Core PCE, which excludes food and energy, increased 0.2% for the month and 2.7% annually. While slightly above forecasts, the data keeps inflation below early 2024 levels and far from the highs seen during 2022. Economists had expected core readings of 0.1% monthly and 2.6% annually.
Weak income and spending hint at economic slowdown
The report also revealed signs of softening economic momentum. Personal income unexpectedly declined by 0.4%, while consumer spending fell 0.1%, compared to forecasts for 0.3% and 0.1% gains respectively. These figures add to growing concerns about the broader health of the economy as it absorbs ongoing tariff shocks.
“This morning’s news was consistent with other reports showing the economy gradually losing momentum in the second quarter,” said Gary Schlossberg, market strategist at Wells Fargo Investment Institute. He added that the report “keeps hopes alive” for a July rate cut, though he believes it’s still premature.
Trump pressure vs. Fed caution
President Donald Trump has renewed pressure on the Fed to lower interest rates, arguing that inflation is under control and a rate cut is needed to counteract the economic drag of tariffs. Fed Chair Jerome Powell, however, has maintained a cautious stance, calling for more evidence that inflation pressures remain muted before taking action.
Powell has recently faced public criticism from Trump, who called the Fed chief “stupid” and hinted at replacing him soon. Despite political tension, Fed officials remain divided, with some expressing openness to easing policy if inflation continues to soften.

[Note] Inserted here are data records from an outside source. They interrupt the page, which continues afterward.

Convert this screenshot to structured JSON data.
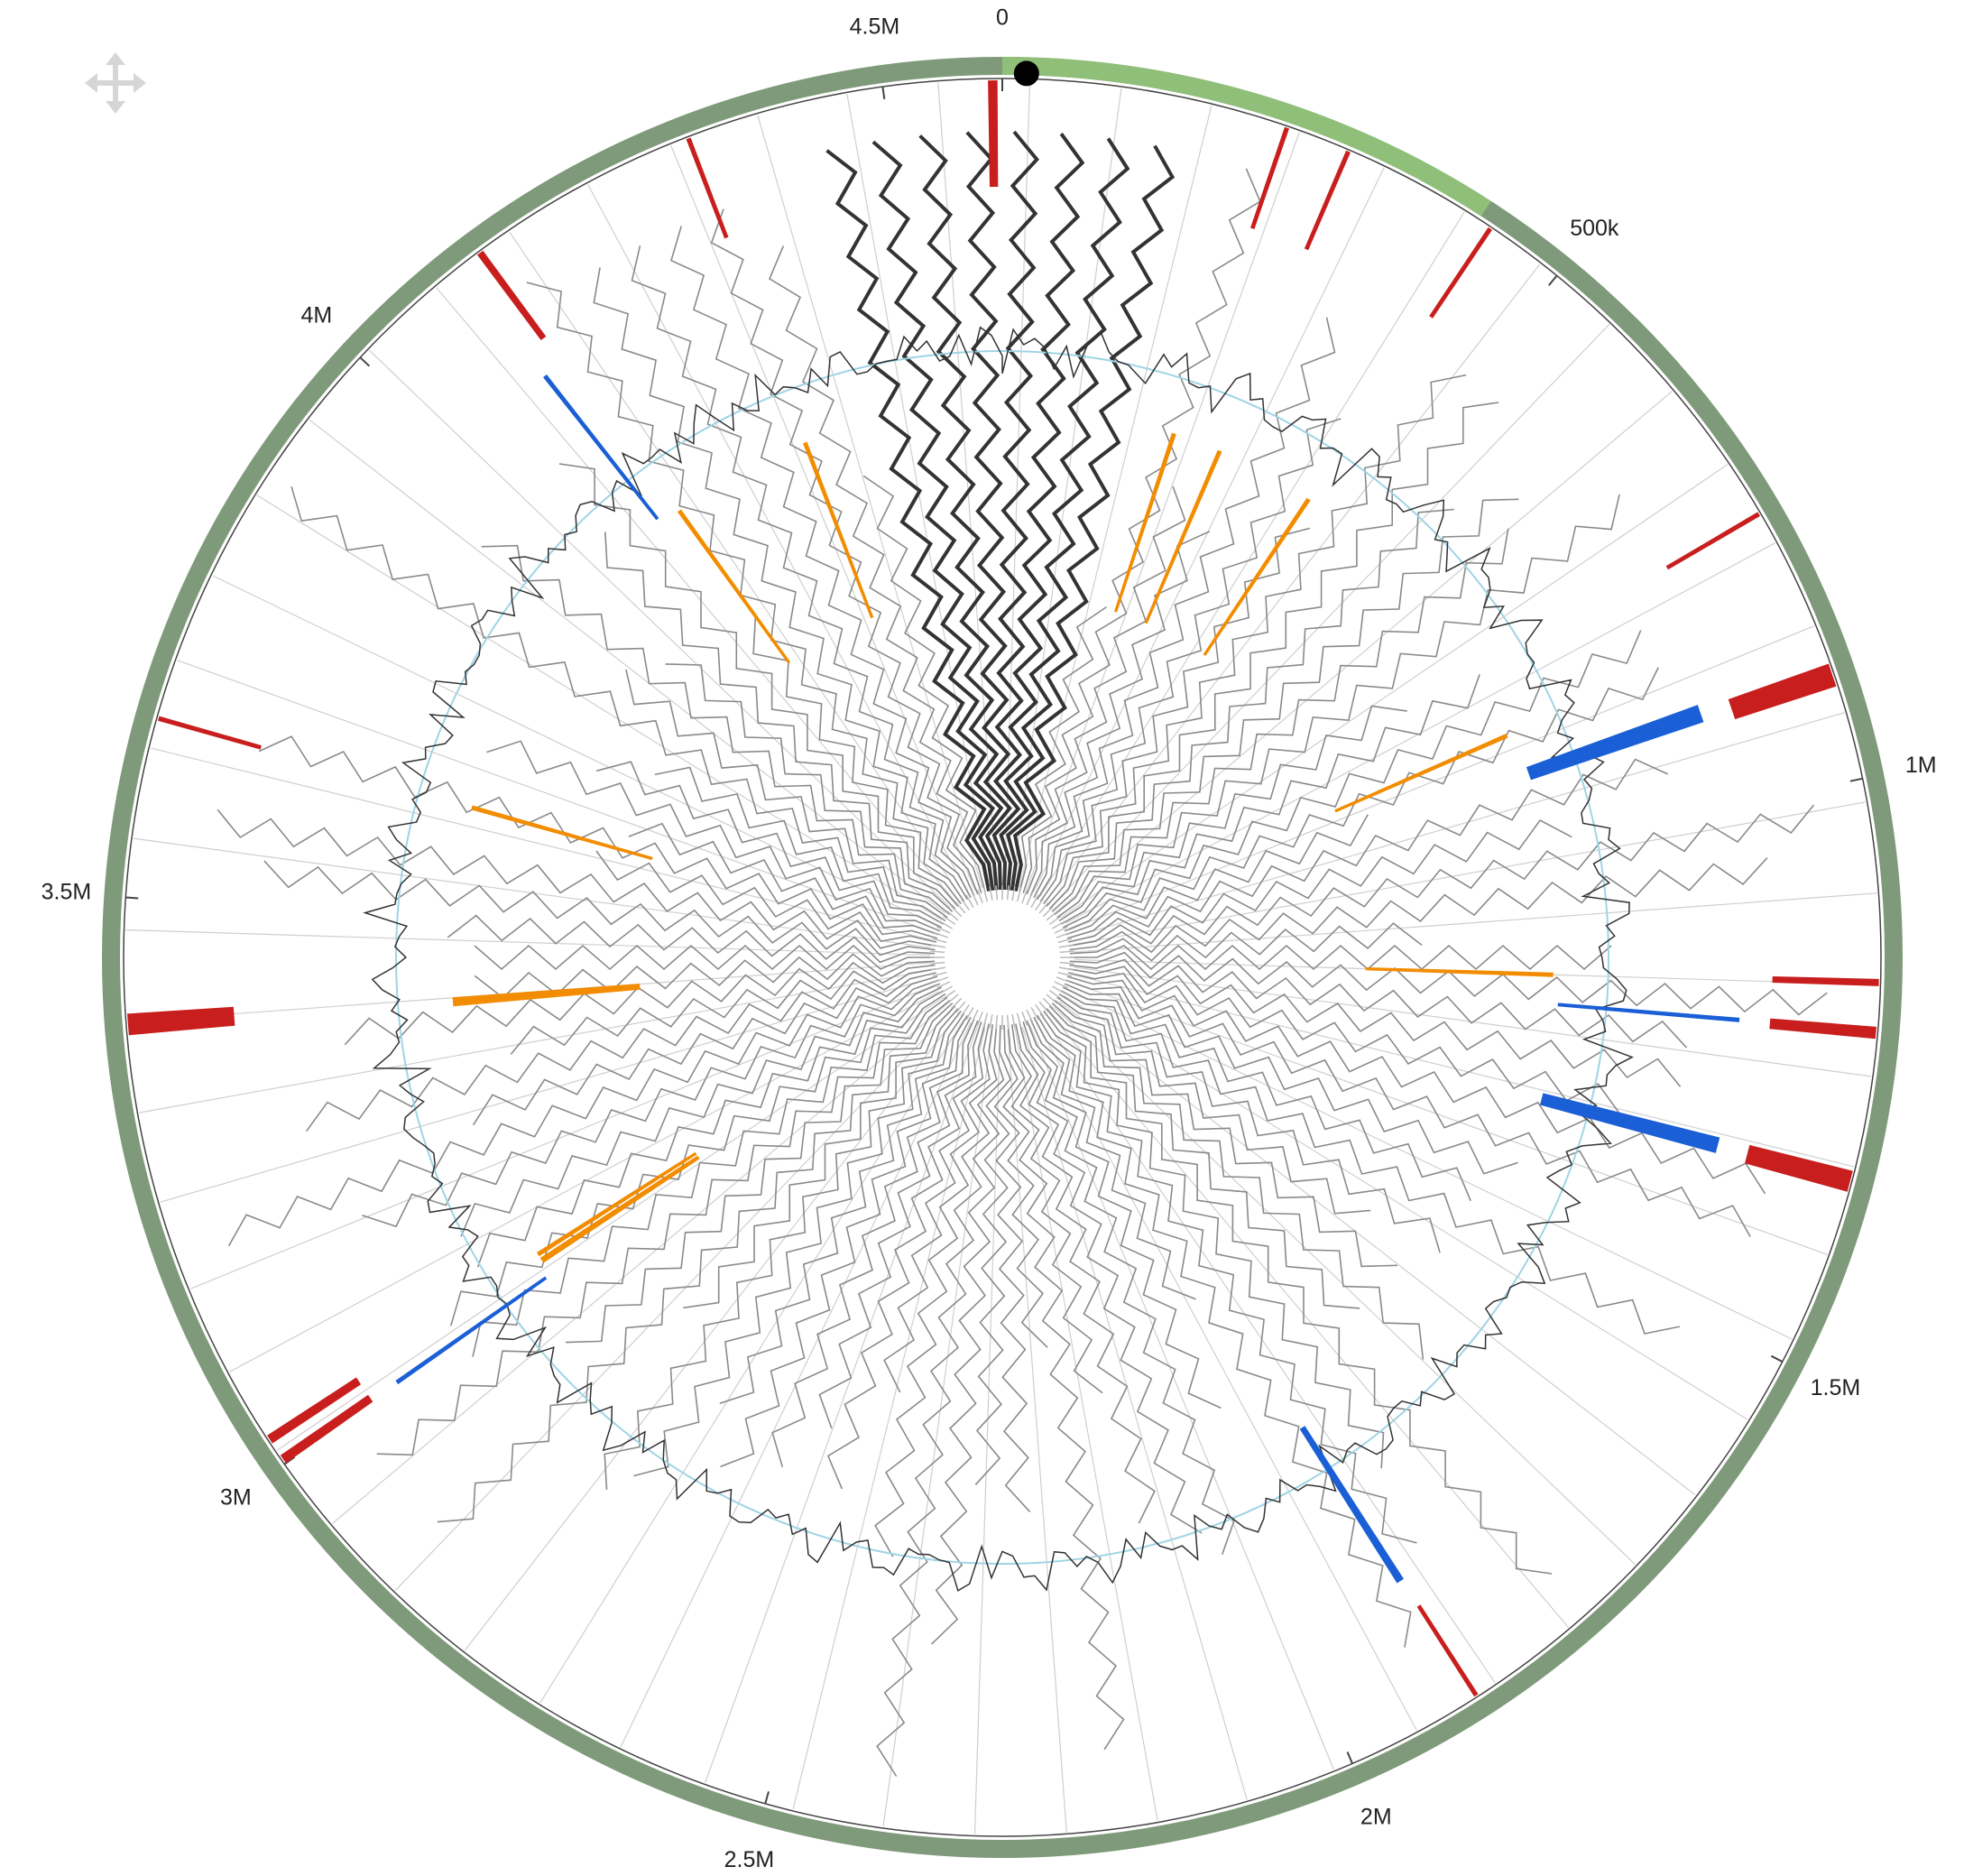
{
  "chart_data": {
    "type": "circular-genome",
    "xlim": [
      0,
      4600000
    ],
    "xticks": [
      0,
      {
        "value": 500000,
        "label": "500k"
      },
      {
        "value": 1000000,
        "label": "1M"
      },
      {
        "value": 1500000,
        "label": "1.5M"
      },
      {
        "value": 2000000,
        "label": "2M"
      },
      {
        "value": 2500000,
        "label": "2.5M"
      },
      {
        "value": 3000000,
        "label": "3M"
      },
      {
        "value": 3500000,
        "label": "3.5M"
      },
      {
        "value": 4000000,
        "label": "4M"
      },
      {
        "value": 4500000,
        "label": "4.5M"
      }
    ],
    "ring_color": "#7f9a7a",
    "highlight": {
      "range": [
        0,
        420000
      ],
      "color": "#8fbf78"
    },
    "cursor": 20000,
    "series": [
      {
        "color": "#c81e1e",
        "values": [
          [
            4588000,
            4596000
          ],
          [
            240000,
            244000
          ],
          [
            295000,
            299000
          ],
          [
            430000,
            434000
          ],
          [
            760000,
            764000
          ],
          [
            900000,
            920000
          ],
          [
            1168000,
            1174000
          ],
          [
            1208000,
            1218000
          ],
          [
            1330000,
            1348000
          ],
          [
            1880000,
            1884000
          ],
          [
            3000000,
            3008000
          ],
          [
            3020000,
            3028000
          ],
          [
            3385000,
            3403000
          ],
          [
            3650000,
            3654000
          ],
          [
            4130000,
            4136000
          ],
          [
            4330000,
            4334000
          ]
        ]
      },
      {
        "color": "#1a5fd6",
        "values": [
          [
            895000,
            913000
          ],
          [
            1210000,
            1214000
          ],
          [
            1330000,
            1346000
          ],
          [
            1880000,
            1888000
          ],
          [
            3000000,
            3004000
          ],
          [
            4110000,
            4114000
          ]
        ]
      },
      {
        "color": "#f28c00",
        "values": [
          [
            230000,
            234000
          ],
          [
            295000,
            299000
          ],
          [
            430000,
            433000
          ],
          [
            845000,
            849000
          ],
          [
            1170000,
            1176000
          ],
          [
            3020000,
            3028000
          ],
          [
            3032000,
            3035000
          ],
          [
            3385000,
            3397000
          ],
          [
            3650000,
            3653000
          ],
          [
            4140000,
            4143000
          ],
          [
            4330000,
            4334000
          ]
        ]
      }
    ]
  }
}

Breakdown of inflation components
Food prices rose 0.2% in May, while energy prices fell 1%, led by a 2.2% drop in gasoline. Shelter costs increased 0.3%, continuing to exert steady pressure on core inflation. Over the past year, services inflation has risen 3.4%, while goods prices are up just 0.1%.
Markets reacted calmly to the report. U.S. stock futures moved higher, while Treasury yields edged up, suggesting investors view the data as supportive of a soft-landing scenario with potential rate cuts later this year.